Kids lead at new school
ST IGNATIUS – A new school without grades or homework or even teachers is about to open later this month. The school – Glacier Lake – is located on Wild Rose Lane in the home of school founders Ben Kestner and Lisa Pavlock, but it’s not exactly home schooling.
“The kids begin the day by expressing what they are interested in,” Kestner said. “It’s hard to predict what a day might be like but there will be a lot of activity. It’s non-political, non-religious self-directed learning.”
A child’s answer to “what do you want to learn today” could be anything from the quadratic equation to how to figure property values in a Monopoly game. The learning philosophy is based on the Sudbury method growing in popularity across the country.
“It’s not something we came up with,” Kestner said. “This is the first school in Montana but there are 30 others across the U.S. The idea is that children learn when they are curious. Kids can hate math and not want to learn it, but then, one day something with them clicks and they want to learn it. When they are excited and passionate, they learn quicker.”
Their involvement in this method was inspired when they saw a change towards learning in the couple’s 6-year-old daughter as she started school.
“We thought there has to be a different way,” Pavlock said.
They both have experience in education. Kestner — originally from England with a London based accent — taught as a music teacher for several years before becoming a principal in a middle school. He taught in England, Germany and Belgium. Pavlock taught language classes in Belgium, Germany and the U.S. She currently coaches basketball. While in Belgium, they developed the idea for the new school.

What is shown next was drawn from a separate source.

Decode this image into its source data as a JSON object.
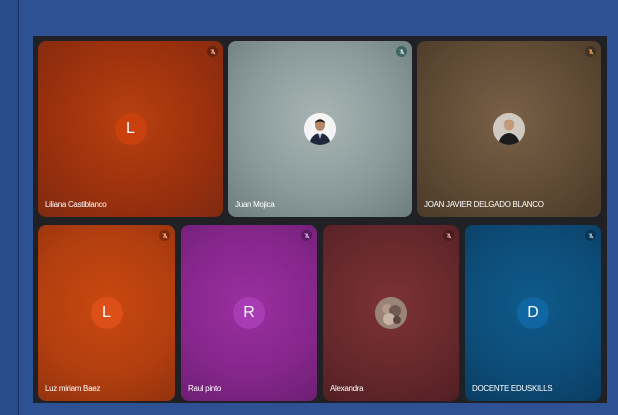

“We decided to move to the U.S. because they allow for more alternative schooling,” Kestner said. “We chose Montana because Lisa has family here and we love the area.”
Kestner explained that education around the world needs updating.
“The modern schooling system we know today was designed 150 years ago to educate the population for an industrial age,” she said. “We have moved on now to a very different world and the problem is schools haven’t changed much. We’ve gotten into a system that puts learning into categories and time constraints.”
This new method gives kids freedom to learn in a way they were born to learn, Kestner explained. “Kids have a natural curiosity that they’ve had for thousands of years. We want to give kids a chance to take back that natural curiosity.”
But they aren’t against traditional schools.
“This isn’t a better way,” Pavlock said. “It’s just a different way. We hope to work hand-in-hand with the local schools because each kid is different and needs different things.”
Getting people to wrap their minds around a different way of educating children can be a challenge.
“People assume that the kids in these schools are free to do whatever they want, including something dangerous,” Kestner said. But they do have rules, and they have involvement in those rules.
“We believe that one of the best ways for young people to learn the principles of democracy is through direct involvement in decisions for themselves and their community.”
When rules are broken, the situation will be discussed, and everyone has an equal vote. They also know that they can’t break the law. “They really don’t just run around doing anything they want all day,” Kestner said.
In the new school, the role of teacher is changed to “the guide on the side,” but they are not called teachers.
“The staff members are facilitators helping kids find resources and providing opportunities,” Pavlock said. “They can provide workshops and help kids develop new interests.”
Funding currently comes from tuition but they hope to change that by gaining a nonprofit status in the future, which will allow them to apply for grants.
“We want to make this alternative available for all kids,” Kestner said.